Moving quickly to advertising, the mother’s milk of media, a New York Times article highlighted a debate among the ad buyers who indirectly underwrite most content — does their spending produce results, or is it money wasted and how do they discern the difference? This angst is being worked out in a forum called the 2005 Marketing Accountability forum, and while we may despair of hearing a definitive answer, the Times articles suggests that old media have more to fear from this debate than new media, which allow greater measurement of click-thru and the like. However, as I’ve written in the past, I’m not so sure click-thru rates tell the complete story online. I think advertising in any medium is likely to have a subtle and accretive effect rather than a directly measurable stimulus-response loop. But it’s difficult these days to argue with numbers, and new media have numbers coming out the wazoo.

Lastly and most puzzlingly is a finding by the Online Publishers Association, which tracks how much time Internet users spend each month pursuing activities in four various online categories: e-commerce, content, communication, and search. The association was pleased to report that browsers spent more time perusing content in June than in previous months, and less time engaging in e-commerce or search. Communication, though, still accounts for the largest single block of time spent online (41.3 percent for commo versus 36.9 percent for content, followed by e-commerce at just under 18 percent).

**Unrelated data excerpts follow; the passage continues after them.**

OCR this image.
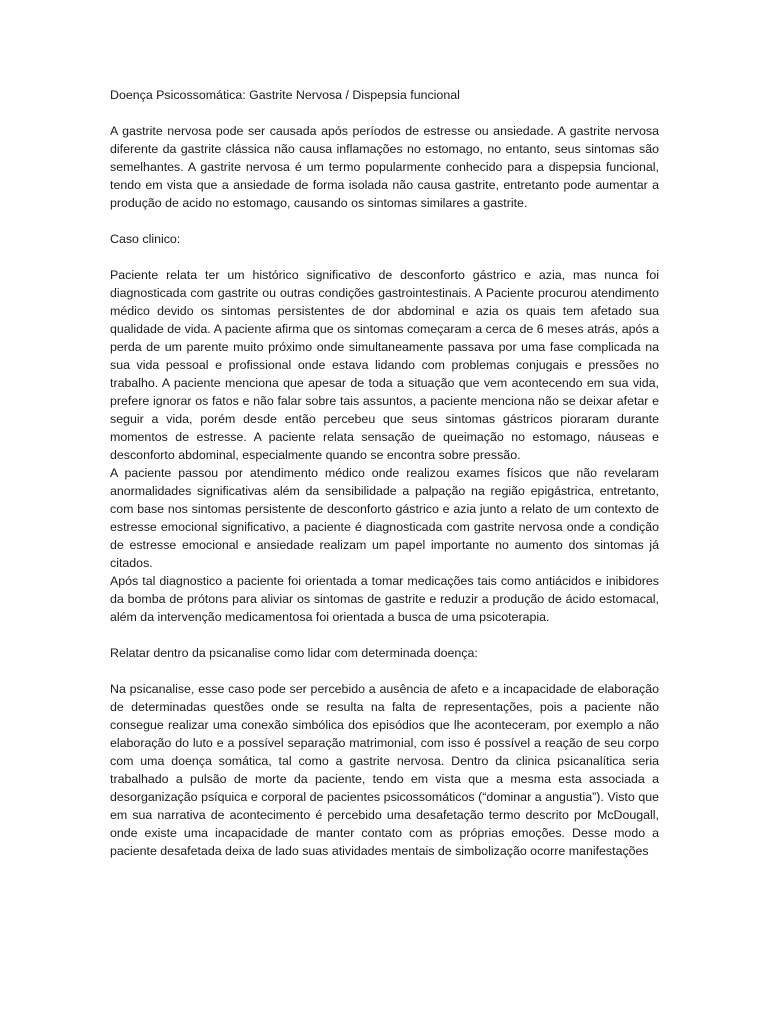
Doença Psicossomática: Gastrite Nervosa / Dispepsia funcional

A gastrite nervosa pode ser causada após períodos de estresse ou ansiedade. A gastrite nervosa diferente da gastrite clássica não causa inflamações no estomago, no entanto, seus sintomas são semelhantes. A gastrite nervosa é um termo popularmente conhecido para a dispepsia funcional, tendo em vista que a ansiedade de forma isolada não causa gastrite, entretanto pode aumentar a produção de acido no estomago, causando os sintomas similares a gastrite.

Caso clinico:

Paciente relata ter um histórico significativo de desconforto gástrico e azia, mas nunca foi diagnosticada com gastrite ou outras condições gastrointestinais. A Paciente procurou atendimento médico devido os sintomas persistentes de dor abdominal e azia os quais tem afetado sua qualidade de vida. A paciente afirma que os sintomas começaram a cerca de 6 meses atrás, após a perda de um parente muito próximo onde simultaneamente passava por uma fase complicada na sua vida pessoal e profissional onde estava lidando com problemas conjugais e pressões no trabalho. A paciente menciona que apesar de toda a situação que vem acontecendo em sua vida, prefere ignorar os fatos e não falar sobre tais assuntos, a paciente menciona não se deixar afetar e seguir a vida, porém desde então percebeu que seus sintomas gástricos pioraram durante momentos de estresse. A paciente relata sensação de queimação no estomago, náuseas e desconforto abdominal, especialmente quando se encontra sobre pressão.

A paciente passou por atendimento médico onde realizou exames físicos que não revelaram anormalidades significativas além da sensibilidade a palpação na região epigástrica, entretanto, com base nos sintomas persistente de desconforto gástrico e azia junto a relato de um contexto de estresse emocional significativo, a paciente é diagnosticada com gastrite nervosa onde a condição de estresse emocional e ansiedade realizam um papel importante no aumento dos sintomas já citados.

Após tal diagnostico a paciente foi orientada a tomar medicações tais como antiácidos e inibidores da bomba de prótons para aliviar os sintomas de gastrite e reduzir a produção de ácido estomacal, além da intervenção medicamentosa foi orientada a busca de uma psicoterapia.

Relatar dentro da psicanalise como lidar com determinada doença:

Na psicanalise, esse caso pode ser percebido a ausência de afeto e a incapacidade de elaboração de determinadas questões onde se resulta na falta de representações, pois a paciente não consegue realizar uma conexão simbólica dos episódios que lhe aconteceram, por exemplo a não elaboração do luto e a possível separação matrimonial, com isso é possível a reação de seu corpo com uma doença somática, tal como a gastrite nervosa. Dentro da clinica psicanalítica seria trabalhado a pulsão de morte da paciente, tendo em vista que a mesma esta associada a desorganização psíquica e corporal de pacientes psicossomáticos (“dominar a angustia”). Visto que em sua narrativa de acontecimento é percebido uma desafetação termo descrito por McDougall, onde existe uma incapacidade de manter contato com as próprias emoções. Desse modo a paciente desafetada deixa de lado suas atividades mentais de simbolização ocorre manifestações
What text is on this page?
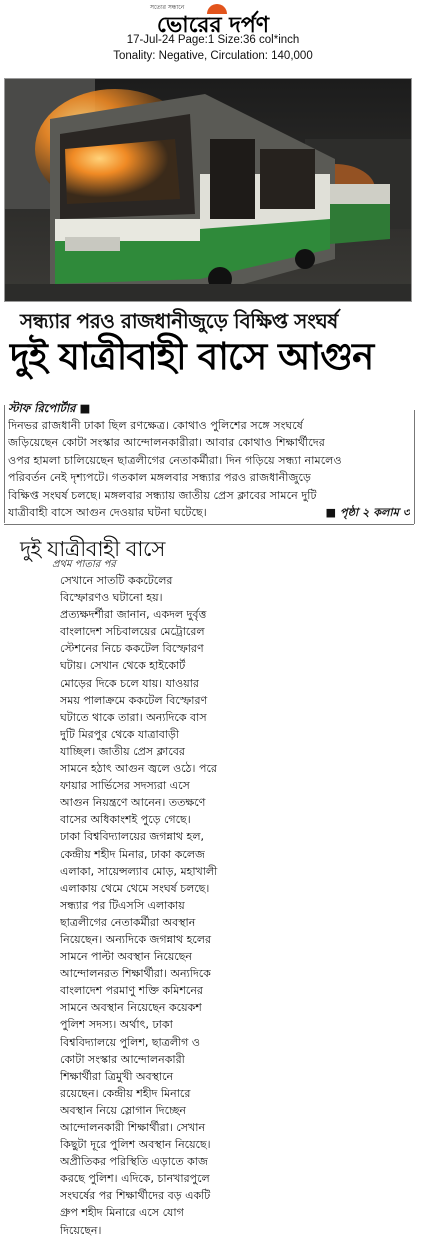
সত্যের সন্ধানে
ভোরের দর্পণ
17-Jul-24 Page:1 Size:36 col*inch
Tonality: Negative, Circulation: 140,000
সন্ধ্যার পরও রাজধানীজুড়ে বিক্ষিপ্ত সংঘর্ষ
দুই যাত্রীবাহী বাসে আগুন
স্টাফ রিপোর্টার ■
দিনভর রাজধানী ঢাকা ছিল রণক্ষেত্র। কোথাও পুলিশের সঙ্গে সংঘর্ষে
জড়িয়েছেন কোটা সংস্কার আন্দোলনকারীরা। আবার কোথাও শিক্ষার্থীদের
ওপর হামলা চালিয়েছেন ছাত্রলীগের নেতাকর্মীরা। দিন গড়িয়ে সন্ধ্যা নামলেও
পরিবর্তন নেই দৃশ্যপটে। গতকাল মঙ্গলবার সন্ধ্যার পরও রাজধানীজুড়ে
বিক্ষিপ্ত সংঘর্ষ চলছে। মঙ্গলবার সন্ধ্যায় জাতীয় প্রেস ক্লাবের সামনে দুটি
যাত্রীবাহী বাসে আগুন দেওয়ার ঘটনা ঘটেছে।	■ পৃষ্ঠা ২ কলাম ৩
দুই যাত্রীবাহী বাসে
প্রথম পাতার পর
সেখানে সাতটি ককটেলের
বিস্ফোরণও ঘটানো হয়।
প্রত্যক্ষদর্শীরা জানান, একদল দুর্বৃত্ত
বাংলাদেশ সচিবালয়ের মেট্রোরেল
স্টেশনের নিচে ককটেল বিস্ফোরণ
ঘটায়। সেখান থেকে হাইকোর্ট
মোড়ের দিকে চলে যায়। যাওয়ার
সময় পালাক্রমে ককটেল বিস্ফোরণ
ঘটাতে থাকে তারা। অন্যদিকে বাস
দুটি মিরপুর থেকে যাত্রাবাড়ী
যাচ্ছিল। জাতীয় প্রেস ক্লাবের
সামনে হঠাৎ আগুন জ্বলে ওঠে। পরে
ফায়ার সার্ভিসের সদস্যরা এসে
আগুন নিয়ন্ত্রণে আনেন। ততক্ষণে
বাসের অধিকাংশই পুড়ে গেছে।
ঢাকা বিশ্ববিদ্যালয়ের জগন্নাথ হল,
কেন্দ্রীয় শহীদ মিনার, ঢাকা কলেজ
এলাকা, সায়েন্সল্যাব মোড়, মহাখালী
এলাকায় থেমে থেমে সংঘর্ষ চলছে।
সন্ধ্যার পর টিএসসি এলাকায়
ছাত্রলীগের নেতাকর্মীরা অবস্থান
নিয়েছেন। অন্যদিকে জগন্নাথ হলের
সামনে পাল্টা অবস্থান নিয়েছেন
আন্দোলনরত শিক্ষার্থীরা। অন্যদিকে
বাংলাদেশ পরমাণু শক্তি কমিশনের
সামনে অবস্থান নিয়েছেন কয়েকশ
পুলিশ সদস্য। অর্থাৎ, ঢাকা
বিশ্ববিদ্যালয়ে পুলিশ, ছাত্রলীগ ও
কোটা সংস্কার আন্দোলনকারী
শিক্ষার্থীরা ত্রিমুখী অবস্থানে
রয়েছেন। কেন্দ্রীয় শহীদ মিনারে
অবস্থান নিয়ে স্লোগান দিচ্ছেন
আন্দোলনকারী শিক্ষার্থীরা। সেখান
কিছুটা দূরে পুলিশ অবস্থান নিয়েছে।
অপ্রীতিকর পরিস্থিতি এড়াতে কাজ
করছে পুলিশ। এদিকে, চানখারপুলে
সংঘর্ষের পর শিক্ষার্থীদের বড় একটি
গ্রুপ শহীদ মিনারে এসে যোগ
দিয়েছেন।
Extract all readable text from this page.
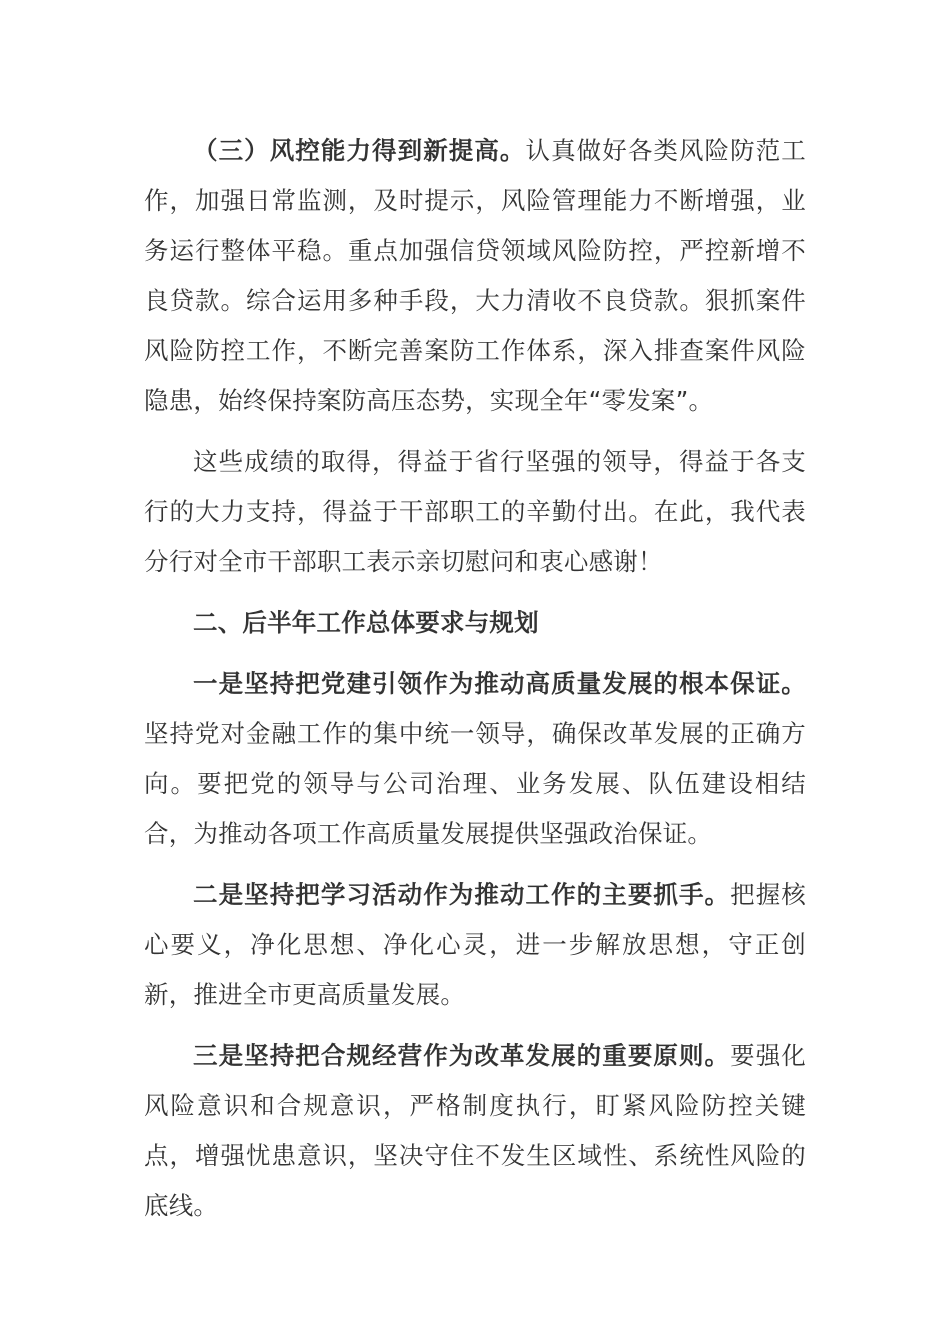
（三）风控能力得到新提高。认真做好各类风险防范工作，加强日常监测，及时提示，风险管理能力不断增强，业务运行整体平稳。重点加强信贷领域风险防控，严控新增不良贷款。综合运用多种手段，大力清收不良贷款。狠抓案件风险防控工作，不断完善案防工作体系，深入排查案件风险隐患，始终保持案防高压态势，实现全年“零发案”。

这些成绩的取得，得益于省行坚强的领导，得益于各支行的大力支持，得益于干部职工的辛勤付出。在此，我代表分行对全市干部职工表示亲切慰问和衷心感谢！

二、后半年工作总体要求与规划

一是坚持把党建引领作为推动高质量发展的根本保证。坚持党对金融工作的集中统一领导，确保改革发展的正确方向。要把党的领导与公司治理、业务发展、队伍建设相结合，为推动各项工作高质量发展提供坚强政治保证。

二是坚持把学习活动作为推动工作的主要抓手。把握核心要义，净化思想、净化心灵，进一步解放思想，守正创新，推进全市更高质量发展。

三是坚持把合规经营作为改革发展的重要原则。要强化风险意识和合规意识，严格制度执行，盯紧风险防控关键点，增强忧患意识，坚决守住不发生区域性、系统性风险的底线。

But when I checked out the association’s index, which listed the raw figures, I was puzzled. Search accounted for just 4.3 percent of online activity in June as measured in time, yet I have seen elsewhere that search firms are getting something on the order of half of all the advertising dollars being pumped into cyberspace. Now I have always heard that “time is money.” But in this instance it’s obviously not. Perhaps not all time is created equal. Or it may be that too much in advertising is being lavished on search, click thru numbers notwithstanding. But I wouldn’t worry. There’s probably a patented algorithm in the pipeline that will straighten all this out.

(Note: Paid Content pointed me to the patent and ad items; MediaPost alerted me to the Online Publisher announcement.)